DAVID BROOKS: Well, like I say, so far, I'm sort of with Mark on the seriousness of it. So far, there's no evidence of it, if you look at the key races. As I say, there's no movement.
Nonetheless, I do think, when you look at it and you just go around and talk to people, you do find this intense alarm. This country is filled with people -- including myself -- whose kids are on IM all hours of the night. You have no idea what's going on, what they're saying.
I often say to candidates, "You know, if you go out in the country and you say, 'I will outlaw IMing after 10 p.m., you will win. I don't care what else you stand for; you will get parents supporting you." Because people, they've built this shell for themselves, their home and their family, but things are coming in outside the shell -- IM, cable TV, all this other stuff -- that they're really worried about.
And so the party, in the long run, that can speak to this concern -- as Bill Clinton did quite well -- the party that can do that will have a long-term effect. So I'm not sure, you know, what Hastert did or didn't do. That's not the key issue. The key issue is Foley and the act, and what it says about the party.
Is it a party that's lost its moral bearings? Is this a party that's at the end of its reign? You know, I covered British politics at the end of the Conservative Party's reign after more than a decade. At the end, they had scandals coming out of everywhere. And it was a sense they've just run their course.
So to me, like with Mark, this really feels like something that's going to shift opinion, but so far it hasn't shown up.
MARK SHIELDS: Let me just say I agree with David. I disagree with him on one central point, and that is how Hastert and the other handled it is crucial. It's crucial because it resonates with institutions in our society, beginning with the Catholic bishops, including the United Way, including Hewlett-Packard and other companies.
When there's an allegation of serious wrongdoing, the initial impulse is to protect and preserve the power of the institution, not to remedy the injustice or the disservice, in this case, to children. I mean, they were more interested in preserving their own power, it appears, than they were in protecting children under their own charge. I mean, that's a very serious charge.
[...]
"And among them they're four fathers.
"Among them, they have 11 children.
"And not one of them ever responded to this report of a 52-year-old man making overtures, direct sexual overtures to pages, to teenage pages, under the care and protection of the House of Representatives the way a parent would."
Mark Shields says it all. Especially for me, as a parent of a beautiful young woman, about whom I've heard the most disgusting sexist remarks that have made me feel more and more protective of her.
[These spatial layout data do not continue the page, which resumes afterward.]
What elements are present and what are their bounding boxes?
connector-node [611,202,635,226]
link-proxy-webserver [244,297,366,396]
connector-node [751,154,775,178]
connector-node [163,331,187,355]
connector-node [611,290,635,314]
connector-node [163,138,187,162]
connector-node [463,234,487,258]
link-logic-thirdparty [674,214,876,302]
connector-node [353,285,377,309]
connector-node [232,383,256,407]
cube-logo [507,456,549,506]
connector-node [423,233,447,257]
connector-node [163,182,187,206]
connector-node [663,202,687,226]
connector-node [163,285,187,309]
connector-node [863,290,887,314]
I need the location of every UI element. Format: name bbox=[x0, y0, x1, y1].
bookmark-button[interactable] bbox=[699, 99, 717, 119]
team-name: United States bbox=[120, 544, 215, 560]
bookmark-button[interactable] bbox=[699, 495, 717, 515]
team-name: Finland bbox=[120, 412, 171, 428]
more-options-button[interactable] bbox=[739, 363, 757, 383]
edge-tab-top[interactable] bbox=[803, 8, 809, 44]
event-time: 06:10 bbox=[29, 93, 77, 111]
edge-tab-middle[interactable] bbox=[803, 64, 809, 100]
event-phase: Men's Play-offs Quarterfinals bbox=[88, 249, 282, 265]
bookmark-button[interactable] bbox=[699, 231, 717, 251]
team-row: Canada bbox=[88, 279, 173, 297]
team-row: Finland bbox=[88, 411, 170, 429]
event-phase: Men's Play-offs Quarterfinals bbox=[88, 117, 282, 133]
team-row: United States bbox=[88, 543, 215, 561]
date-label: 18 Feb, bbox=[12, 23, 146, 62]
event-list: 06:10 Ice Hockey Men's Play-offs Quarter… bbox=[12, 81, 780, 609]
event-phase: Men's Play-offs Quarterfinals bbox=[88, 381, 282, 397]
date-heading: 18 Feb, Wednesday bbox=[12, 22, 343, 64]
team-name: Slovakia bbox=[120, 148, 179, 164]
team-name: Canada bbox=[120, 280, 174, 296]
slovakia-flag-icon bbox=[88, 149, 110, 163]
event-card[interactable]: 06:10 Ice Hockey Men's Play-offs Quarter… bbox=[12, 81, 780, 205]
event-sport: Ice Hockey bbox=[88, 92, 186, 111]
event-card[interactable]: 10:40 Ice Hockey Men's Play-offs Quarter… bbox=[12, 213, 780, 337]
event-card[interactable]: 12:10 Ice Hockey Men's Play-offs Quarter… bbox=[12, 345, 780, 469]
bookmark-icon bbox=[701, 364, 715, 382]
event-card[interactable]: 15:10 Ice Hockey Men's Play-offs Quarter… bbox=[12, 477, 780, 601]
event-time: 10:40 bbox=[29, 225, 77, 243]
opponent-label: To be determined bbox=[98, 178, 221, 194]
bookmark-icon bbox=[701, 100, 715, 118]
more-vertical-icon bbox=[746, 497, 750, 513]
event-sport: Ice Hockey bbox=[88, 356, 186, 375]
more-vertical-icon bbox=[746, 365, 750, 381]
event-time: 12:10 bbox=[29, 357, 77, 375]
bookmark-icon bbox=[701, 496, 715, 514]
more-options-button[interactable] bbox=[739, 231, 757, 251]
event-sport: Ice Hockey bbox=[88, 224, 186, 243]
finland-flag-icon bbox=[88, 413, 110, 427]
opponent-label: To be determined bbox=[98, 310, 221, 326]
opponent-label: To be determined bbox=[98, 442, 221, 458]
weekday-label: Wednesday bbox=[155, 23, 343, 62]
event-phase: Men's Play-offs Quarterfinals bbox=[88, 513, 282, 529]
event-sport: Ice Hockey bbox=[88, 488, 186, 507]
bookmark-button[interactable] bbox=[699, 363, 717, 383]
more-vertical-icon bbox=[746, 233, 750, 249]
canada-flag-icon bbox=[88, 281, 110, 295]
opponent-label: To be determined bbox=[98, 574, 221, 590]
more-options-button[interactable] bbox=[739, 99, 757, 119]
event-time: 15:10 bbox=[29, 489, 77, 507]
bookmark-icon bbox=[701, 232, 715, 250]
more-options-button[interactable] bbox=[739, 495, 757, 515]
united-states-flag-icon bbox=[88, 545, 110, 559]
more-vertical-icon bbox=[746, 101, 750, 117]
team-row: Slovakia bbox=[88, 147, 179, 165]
Before all this, every parent would have been thrilled if his/her child were selected to be a page. I know I would have. But now?
An afterthought: In the 1960s, I was a page in the Washington state legislature. It was thrilling for me since I was already a political junkie, and I greatly admired the Lincolnesque, statesman-like legislator who selected me.
Then there was the afternoon that I was riding the Senate elevator, and an old fat senator grabbed my tush and felt me. Sad to say, it's what I remember most about my days as a page.
Back then -- before feminism was a movement that touched most women's lives -- it never, ever occurred to me to complain. I never even told my mother. I just lived with it. But it bothered me so much for so long. It tainted my view of politicians and politics. And that shouldn't have been the case.
The pages "hit on" by Mark Foley suffered even more indignities than I. And I know it will eat at them for a long time to come. That is so wrong.
And those four fathers should have protected them. But they didn't care enough about those children in whose care their parents had entrusted them. Shame on them all.